Students discuss the living conditions inside of quarantine housing on campus


  Some N.C. Central University students who tested positive for COVID-19 or had symptoms of the virus talked about their experience of living in quarantine housing on campus. 

If a student living on campus had close contact with someone with COVID-19 within the last 14 days or is showing cold-like symptoms, they are immediately moved out of their dorm and into quarantined housing on campus.

“The living conditions were okay,”  said an NCCU senior business administration student who also asked not to be identified by name.

He stayed in Martha Street apartments where he had a common area, kitchen, and bathroom to himself. For the most part, the apartment was clean but his [only] concern was that there was no place for him to wash his clothes for the [entire] two weeks he was in quarantine.      

The NCCU student said that he was “puzzled” when he received a phone call from his boss informing him that he had to get tested for COVID-19. He added that he “felt distraught, angry, and concerned. 

 “(My boss) said that the gentlemen she had just hired had tested positive for the virus,” said the NCCU student.

 Not only did he have to get tested but his co-workers as well.”    

The student added that during his stay in the quarantine housing “there were no medical resources provided, but if he needed something he could call Dean Hartfield for anything.”      

“We do have testing on campus,” Assistant Vice Chancellor and Dean of students Joy Hartfield said in an email.

“We have an external vendor they answer essentially to the health department, so everything is connected to the campus community.

Although students are allowed to get tested off campus,  Hartfield said that NCCU encourages students to not do that because it is better for the school to keep track of the students’ health.      

“If someone is positive them we move that student and their close contacts to quarantine and isolation.
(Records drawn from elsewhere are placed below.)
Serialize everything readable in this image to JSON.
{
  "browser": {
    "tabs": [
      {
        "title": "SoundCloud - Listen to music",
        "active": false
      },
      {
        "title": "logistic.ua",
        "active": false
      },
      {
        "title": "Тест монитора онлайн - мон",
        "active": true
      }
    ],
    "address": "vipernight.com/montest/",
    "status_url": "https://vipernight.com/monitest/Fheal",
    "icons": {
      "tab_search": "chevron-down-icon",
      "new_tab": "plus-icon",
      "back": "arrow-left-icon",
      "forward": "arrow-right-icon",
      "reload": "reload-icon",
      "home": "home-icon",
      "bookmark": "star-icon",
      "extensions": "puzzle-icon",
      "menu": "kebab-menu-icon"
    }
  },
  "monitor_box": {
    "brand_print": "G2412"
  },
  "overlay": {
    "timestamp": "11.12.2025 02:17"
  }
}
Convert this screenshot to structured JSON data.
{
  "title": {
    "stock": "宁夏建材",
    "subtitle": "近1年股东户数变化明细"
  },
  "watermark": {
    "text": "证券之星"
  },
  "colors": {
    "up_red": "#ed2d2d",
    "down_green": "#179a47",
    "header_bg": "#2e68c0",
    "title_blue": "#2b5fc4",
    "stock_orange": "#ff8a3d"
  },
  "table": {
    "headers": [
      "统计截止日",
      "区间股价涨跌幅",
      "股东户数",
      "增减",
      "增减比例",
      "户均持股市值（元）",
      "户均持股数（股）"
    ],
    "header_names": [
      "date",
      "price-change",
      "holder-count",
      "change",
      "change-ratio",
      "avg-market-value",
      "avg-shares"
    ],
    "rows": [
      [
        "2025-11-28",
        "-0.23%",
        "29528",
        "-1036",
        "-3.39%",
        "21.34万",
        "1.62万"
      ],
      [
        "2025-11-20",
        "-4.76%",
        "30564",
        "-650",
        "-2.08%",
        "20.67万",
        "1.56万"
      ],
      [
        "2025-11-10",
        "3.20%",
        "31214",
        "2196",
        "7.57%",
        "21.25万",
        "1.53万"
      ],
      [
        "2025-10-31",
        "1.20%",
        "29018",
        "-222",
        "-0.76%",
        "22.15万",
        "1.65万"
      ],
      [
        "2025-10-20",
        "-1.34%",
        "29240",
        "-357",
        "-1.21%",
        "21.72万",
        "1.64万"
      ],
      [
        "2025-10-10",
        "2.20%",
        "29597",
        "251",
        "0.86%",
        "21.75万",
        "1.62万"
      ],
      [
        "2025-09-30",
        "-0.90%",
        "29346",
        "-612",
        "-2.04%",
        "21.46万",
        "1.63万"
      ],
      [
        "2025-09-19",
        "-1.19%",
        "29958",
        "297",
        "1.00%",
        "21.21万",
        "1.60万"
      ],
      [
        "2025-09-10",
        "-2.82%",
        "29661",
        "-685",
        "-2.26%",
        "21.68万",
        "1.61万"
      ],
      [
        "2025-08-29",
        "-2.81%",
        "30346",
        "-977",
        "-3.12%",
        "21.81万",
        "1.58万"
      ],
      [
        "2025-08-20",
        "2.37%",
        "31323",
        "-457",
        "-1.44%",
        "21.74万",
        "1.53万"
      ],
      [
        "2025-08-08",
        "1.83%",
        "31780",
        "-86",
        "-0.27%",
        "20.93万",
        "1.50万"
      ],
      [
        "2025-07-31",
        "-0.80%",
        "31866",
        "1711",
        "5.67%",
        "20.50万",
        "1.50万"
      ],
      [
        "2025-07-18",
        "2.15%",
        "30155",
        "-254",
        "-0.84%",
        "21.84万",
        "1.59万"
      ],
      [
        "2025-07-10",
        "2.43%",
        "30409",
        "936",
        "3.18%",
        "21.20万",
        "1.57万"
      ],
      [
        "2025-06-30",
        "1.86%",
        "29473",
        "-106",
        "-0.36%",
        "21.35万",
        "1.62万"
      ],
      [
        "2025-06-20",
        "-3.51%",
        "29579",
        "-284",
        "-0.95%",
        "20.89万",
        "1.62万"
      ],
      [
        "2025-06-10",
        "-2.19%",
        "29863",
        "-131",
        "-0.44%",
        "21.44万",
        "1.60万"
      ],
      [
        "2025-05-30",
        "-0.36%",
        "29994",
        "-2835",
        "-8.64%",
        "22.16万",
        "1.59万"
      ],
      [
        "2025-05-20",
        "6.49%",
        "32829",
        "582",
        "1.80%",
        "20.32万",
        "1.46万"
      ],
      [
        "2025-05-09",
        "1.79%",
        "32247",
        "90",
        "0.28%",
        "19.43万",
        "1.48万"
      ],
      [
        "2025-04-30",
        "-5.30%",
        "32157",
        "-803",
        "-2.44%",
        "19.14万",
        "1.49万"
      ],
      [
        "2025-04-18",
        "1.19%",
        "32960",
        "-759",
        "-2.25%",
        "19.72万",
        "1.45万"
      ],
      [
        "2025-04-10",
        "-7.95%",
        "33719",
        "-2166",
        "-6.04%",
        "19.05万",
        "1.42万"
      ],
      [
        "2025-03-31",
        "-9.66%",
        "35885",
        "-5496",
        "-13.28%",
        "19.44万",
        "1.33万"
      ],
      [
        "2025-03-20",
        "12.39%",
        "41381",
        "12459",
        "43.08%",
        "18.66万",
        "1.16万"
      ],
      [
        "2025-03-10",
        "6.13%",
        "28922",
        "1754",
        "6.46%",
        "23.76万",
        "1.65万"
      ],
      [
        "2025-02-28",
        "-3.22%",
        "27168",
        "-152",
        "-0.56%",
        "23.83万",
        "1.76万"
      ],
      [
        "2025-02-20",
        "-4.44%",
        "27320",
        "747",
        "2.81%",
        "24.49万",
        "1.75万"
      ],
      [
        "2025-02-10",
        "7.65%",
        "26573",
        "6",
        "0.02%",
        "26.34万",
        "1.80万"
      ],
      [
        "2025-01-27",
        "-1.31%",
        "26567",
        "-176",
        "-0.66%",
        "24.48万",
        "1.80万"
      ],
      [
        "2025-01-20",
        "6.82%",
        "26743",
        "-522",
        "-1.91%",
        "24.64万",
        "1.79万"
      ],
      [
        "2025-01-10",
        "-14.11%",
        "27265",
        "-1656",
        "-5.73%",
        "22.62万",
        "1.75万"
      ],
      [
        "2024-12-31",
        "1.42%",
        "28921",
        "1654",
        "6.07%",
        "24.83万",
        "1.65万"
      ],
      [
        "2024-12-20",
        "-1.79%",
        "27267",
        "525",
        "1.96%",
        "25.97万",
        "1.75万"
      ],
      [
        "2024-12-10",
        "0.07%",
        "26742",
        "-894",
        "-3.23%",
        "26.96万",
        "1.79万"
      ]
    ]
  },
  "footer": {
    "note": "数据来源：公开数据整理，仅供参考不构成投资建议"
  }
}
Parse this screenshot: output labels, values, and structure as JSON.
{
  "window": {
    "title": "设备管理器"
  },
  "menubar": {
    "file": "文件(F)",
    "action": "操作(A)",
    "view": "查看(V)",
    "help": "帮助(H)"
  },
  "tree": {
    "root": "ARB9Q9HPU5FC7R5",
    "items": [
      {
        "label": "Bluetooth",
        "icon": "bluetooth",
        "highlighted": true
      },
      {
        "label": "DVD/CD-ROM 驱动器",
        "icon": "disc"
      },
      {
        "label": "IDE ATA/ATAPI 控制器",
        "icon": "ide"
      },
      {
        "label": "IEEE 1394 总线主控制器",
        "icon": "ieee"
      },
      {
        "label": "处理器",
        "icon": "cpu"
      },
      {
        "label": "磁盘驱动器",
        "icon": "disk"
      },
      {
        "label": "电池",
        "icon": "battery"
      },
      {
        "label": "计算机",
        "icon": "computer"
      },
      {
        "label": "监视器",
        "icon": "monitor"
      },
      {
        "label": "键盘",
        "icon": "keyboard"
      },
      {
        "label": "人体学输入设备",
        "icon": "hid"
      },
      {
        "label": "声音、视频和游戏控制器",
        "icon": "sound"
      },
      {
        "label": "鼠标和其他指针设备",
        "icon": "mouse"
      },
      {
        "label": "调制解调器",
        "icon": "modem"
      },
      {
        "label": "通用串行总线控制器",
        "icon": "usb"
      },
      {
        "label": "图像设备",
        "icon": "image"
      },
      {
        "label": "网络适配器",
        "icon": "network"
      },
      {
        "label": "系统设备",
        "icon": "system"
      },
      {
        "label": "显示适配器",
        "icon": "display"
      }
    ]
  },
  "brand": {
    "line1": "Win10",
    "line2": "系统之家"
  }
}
Quarantine means that you have been identified as a close contact and we have to quarantine you just to make sure because it can show up at any time during a 14-day period.”    

When students have been identified as close contacts they must stay in quarantine housing during the entire quarantine process.

“Even if (the students) take a test and it comes back negative it still may be an incubation period where it’s not showing up on (their) test; and some students get frustrated with this and it’s tough for them to understand,” said Hartfield.    

There has been a total of 61 confirmed positive cases among students on campus; with 11 confirmed cases among NCCU faculty and staff according to the NCCU COVID-19 dashboard as of Oct. 5.    

“We have to explain whatever questions the student has,” said Hartfield, “And then we let them know that [they] have about an hour and were going to have someone to come and (pick them up) so (they’ll) have to pack comfortable clothes, make sure they have all their academic item that [they] need, medications, toiletries, bring towels. 

She added that the student is dropped off and assigned their own space. Bedding is provided for students in quarantine housing along with other essential items that a student may forget to grab from their residence hall according to Hartfield.

Spending two weeks in quarantine or isolation can be hard for a college student. One NCCU student said he kept himself entertained by “watching movies, talking to family and friends, listening to music, and doing his homework.”